When the electrical fields are high enough, the muscles can be stimulated to produce a low-frequency magnetic field, causing the muscles to contract, according to the researchers.

This research builds on previous work showing the effectiveness of the electrodes.

Researchers have shown that using electrical stimulation under the feet reduces fatigue.

The study is the first to look at the effect of using the electrodes under the foot, and showed that the electrodes could reduce fatigue in people with chronic fatigue and depression.

Researchers are also planning to test the electrical motor therapy on people with multiple sclerosis, Parkinson’s disease and Huntington’s disease.

The findings could have important implications for patients who suffer from chronic fatigue, said Dr. Elizabeth R. Deeks, a neurologist at Emory University in Atlanta.

The electrical stimulation device is being tested on a small group of people, but it has to take several weeks for the results to show up in a larger group, and it is important to get the treatment right, she said.

“This is not a pill,” Deeks said.

“This is a therapy.”

For the study, the researchers used the electrodes implanted in the subjects with chronic pain, depression and multiple sclerosis to determine whether the devices would have a similar effect on their brains and bodies.

The subjects were asked to participate in the study and then had electrodes implanted underneath the feet.

The volunteers then had to perform simple cognitive tasks and complete tests designed to measure cognitive function.
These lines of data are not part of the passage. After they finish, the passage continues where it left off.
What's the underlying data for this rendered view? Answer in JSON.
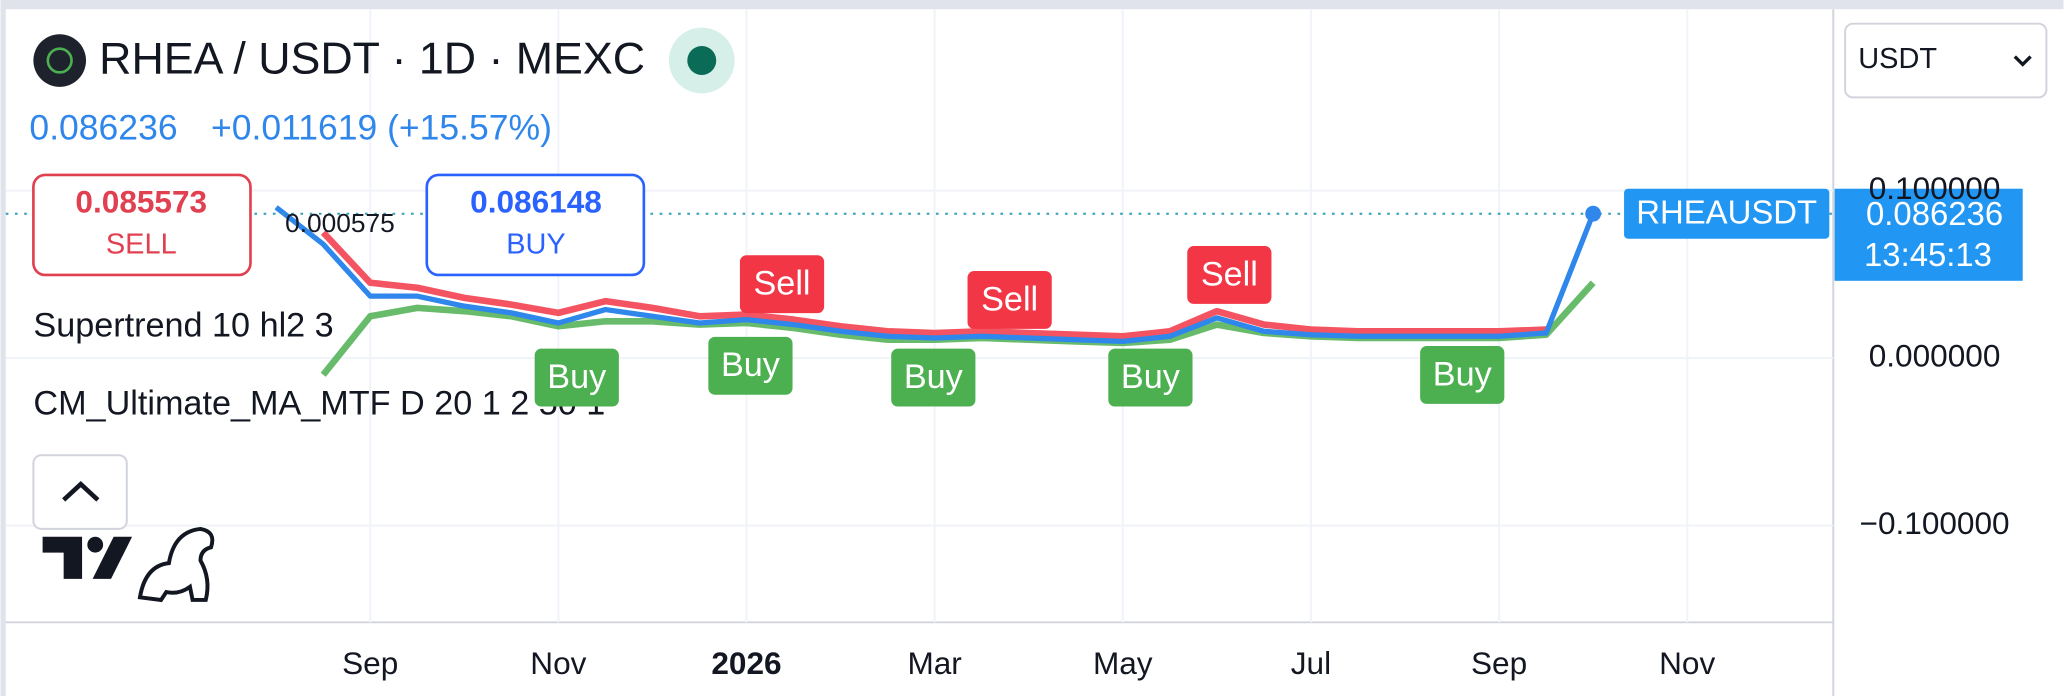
{
  "header": {
    "symbol": "RHEA / USDT · 1D · MEXC",
    "change": "+0.011619 (+15.57%)"
  },
  "order": {
    "sell_price": "0.085573",
    "sell": "SELL",
    "spread": "0.000575",
    "buy_price": "0.086148",
    "buy": "BUY"
  },
  "currency": "USDT",
  "countdown": "13:45:13",
  "chart_data": {
    "type": "line",
    "categories": [
      null,
      null,
      "Sep",
      null,
      null,
      null,
      "Nov",
      null,
      null,
      null,
      "2026",
      null,
      null,
      null,
      "Mar",
      null,
      null,
      null,
      "May",
      null,
      null,
      null,
      "Jul",
      null,
      null,
      null,
      "Sep",
      null,
      null,
      null,
      "Nov",
      null
    ],
    "series": [
      {
        "name": "RHEAUSDT",
        "color": "#2f86eb",
        "values": [
          0.09,
          0.068,
          0.037,
          0.037,
          0.031,
          0.027,
          0.021,
          0.029,
          0.025,
          0.021,
          0.023,
          0.02,
          0.016,
          0.013,
          0.012,
          0.013,
          0.012,
          0.011,
          0.01,
          0.013,
          0.024,
          0.016,
          0.014,
          0.013,
          0.013,
          0.013,
          0.013,
          0.015,
          0.086236,
          null,
          null,
          null
        ]
      },
      {
        "name": "Supertrend 10 hl2 3",
        "color": "#f23645",
        "values": [
          null,
          0.075,
          0.045,
          0.042,
          0.036,
          0.032,
          0.027,
          0.034,
          0.03,
          0.025,
          0.026,
          0.023,
          0.019,
          0.016,
          0.015,
          0.016,
          0.015,
          0.014,
          0.013,
          0.016,
          0.028,
          0.02,
          0.017,
          0.016,
          0.016,
          0.016,
          0.016,
          0.017,
          null,
          null,
          null,
          null
        ]
      },
      {
        "name": "CM_Ultimate_MA_MTF D 20 1 2 50 1",
        "color": "#4caf50",
        "values": [
          null,
          -0.01,
          0.025,
          0.03,
          0.028,
          0.025,
          0.019,
          0.022,
          0.022,
          0.02,
          0.021,
          0.018,
          0.014,
          0.011,
          0.011,
          0.012,
          0.011,
          0.01,
          0.009,
          0.011,
          0.02,
          0.015,
          0.013,
          0.012,
          0.012,
          0.012,
          0.012,
          0.014,
          0.045,
          null,
          null,
          null
        ]
      }
    ],
    "annotations": [
      "Sell",
      "Sell",
      "Sell",
      "Buy",
      "Buy",
      "Buy",
      "Buy",
      "Buy"
    ],
    "ylim": [
      -0.157,
      0.206
    ],
    "yticks": [
      {
        "value": -0.1,
        "label": "−0.100000"
      },
      {
        "value": 0,
        "label": "0.000000"
      },
      {
        "value": 0.1,
        "label": "0.100000"
      }
    ],
    "grid": true
  }
}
The researchers had the subjects read aloud words or pictures about a hypothetical person who was paralyzed and had to guess what the person’s name would be.

In a second study, participants were asked how they felt after being given the electrodes and asked to rate their mental health on a scale of one to seven, ranging from mildly to extremely depressed.
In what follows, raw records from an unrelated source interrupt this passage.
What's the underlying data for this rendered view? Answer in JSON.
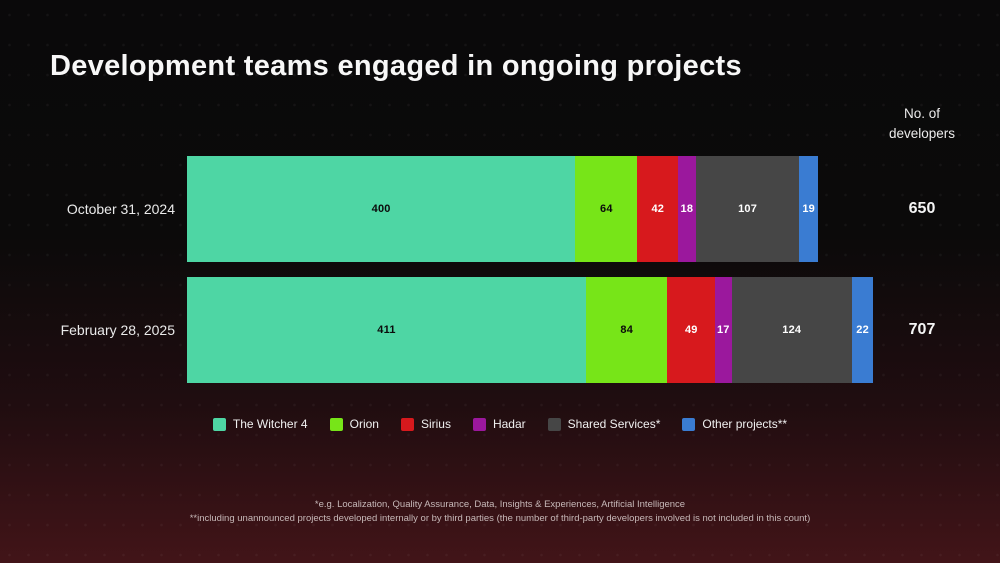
{
  "title": "Development teams engaged in ongoing projects",
  "axis_header": "No. of\ndevelopers",
  "chart_data": {
    "type": "bar",
    "orientation": "horizontal",
    "stacked": true,
    "categories": [
      "October 31, 2024",
      "February 28, 2025"
    ],
    "series": [
      {
        "name": "The Witcher 4",
        "color": "#4ed6a4",
        "label_color": "#0b0b0b",
        "values": [
          400,
          411
        ]
      },
      {
        "name": "Orion",
        "color": "#77e518",
        "label_color": "#0b0b0b",
        "values": [
          64,
          84
        ]
      },
      {
        "name": "Sirius",
        "color": "#d7191d",
        "label_color": "#ffffff",
        "values": [
          42,
          49
        ]
      },
      {
        "name": "Hadar",
        "color": "#9b189d",
        "label_color": "#ffffff",
        "values": [
          18,
          17
        ]
      },
      {
        "name": "Shared Services*",
        "color": "#464646",
        "label_color": "#ffffff",
        "values": [
          107,
          124
        ]
      },
      {
        "name": "Other projects**",
        "color": "#3a7cd2",
        "label_color": "#ffffff",
        "values": [
          19,
          22
        ]
      }
    ],
    "totals": [
      650,
      707
    ],
    "value_labels": true,
    "legend_position": "bottom",
    "grid": false
  },
  "footnotes": [
    "*e.g. Localization, Quality Assurance, Data, Insights & Experiences, Artificial Intelligence",
    "**including unannounced projects developed internally or by third parties (the number of third-party developers involved is not included in this count)"
  ]
}
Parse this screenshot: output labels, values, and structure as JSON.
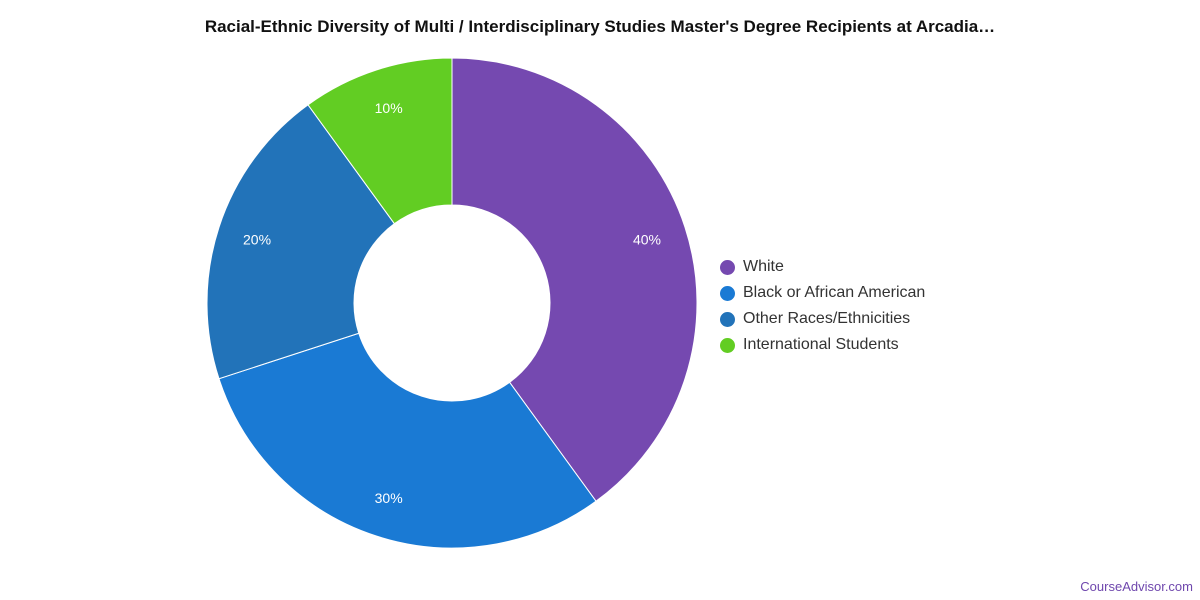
{
  "chart_data": {
    "type": "pie",
    "donut": true,
    "title": "Racial-Ethnic Diversity of Multi / Interdisciplinary Studies Master's Degree Recipients at Arcadia…",
    "categories": [
      "White",
      "Black or African American",
      "Other Races/Ethnicities",
      "International Students"
    ],
    "values": [
      40,
      30,
      20,
      10
    ],
    "value_labels": [
      "40%",
      "30%",
      "20%",
      "10%"
    ],
    "colors": [
      "#7549b0",
      "#1a7ad4",
      "#2273b9",
      "#62cd23"
    ],
    "legend_position": "right"
  },
  "credit": "CourseAdvisor.com"
}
After each session, the participants had to rate how depressed they felt on a 7-point scale.

The participants with the electrodes reported feeling worse after receiving the stimulation.

The findings showed that stimulation did not reduce their mental state.

“We found that there was no difference in the mental health scores after receiving and not receiving the electrodes, but there was an improvement in cognitive function,” Schott said.

This study also found that stimulation increased blood flow to the brains of the participants, so that they could respond to the electrical stimuli more effectively.

The team is also investigating whether the electrodes will help the brain process new information.

“The idea is to put these electrodes under different parts of the brain and give it different types of stimulation,” Schotts said.

The device is available at health food stores, pharmacies and drug stores.

The manufacturers are planning to begin shipping the device this summer, and Schott is hoping to have the device available by the end of the year.